La commoditisation du contenu et l’internet slope en SEO

L’une des observations les plus frappantes est la transformation du contenu en une marchandise aisément reproductible par les intelligences artificielles. Ce phénomène abaisse la barrière à l’entrée pour les nouveaux acteurs. 

« Le contenu est devenu de facto une commodité. Par conséquent, il y a beaucoup de nouveaux entrants sur le marché […]. Pour les autres il faut redoubler d’efforts sur les autres leviers. » explique Baptiste Wallerich. 

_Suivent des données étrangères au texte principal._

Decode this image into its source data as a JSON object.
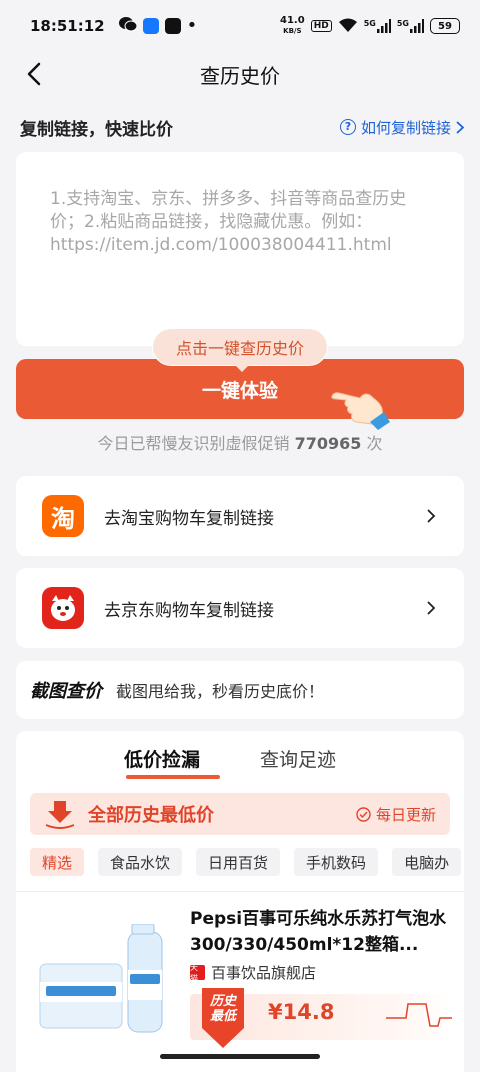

L’accumulation de pages standardisées crée un bruit de fond permanent sur le réseau. Baptiste nomme cette accumulation de données artificielles « l’internet slope ». 

Les moteurs de recherche restreignent désormais leur temps d’attention. Les trois mises à jour majeures de Google cette année pour lutter contre le spam en témoignent. Et les sites dépourvus de valeur ajoutée s’exposent à des sanctions immédiates et sévères. 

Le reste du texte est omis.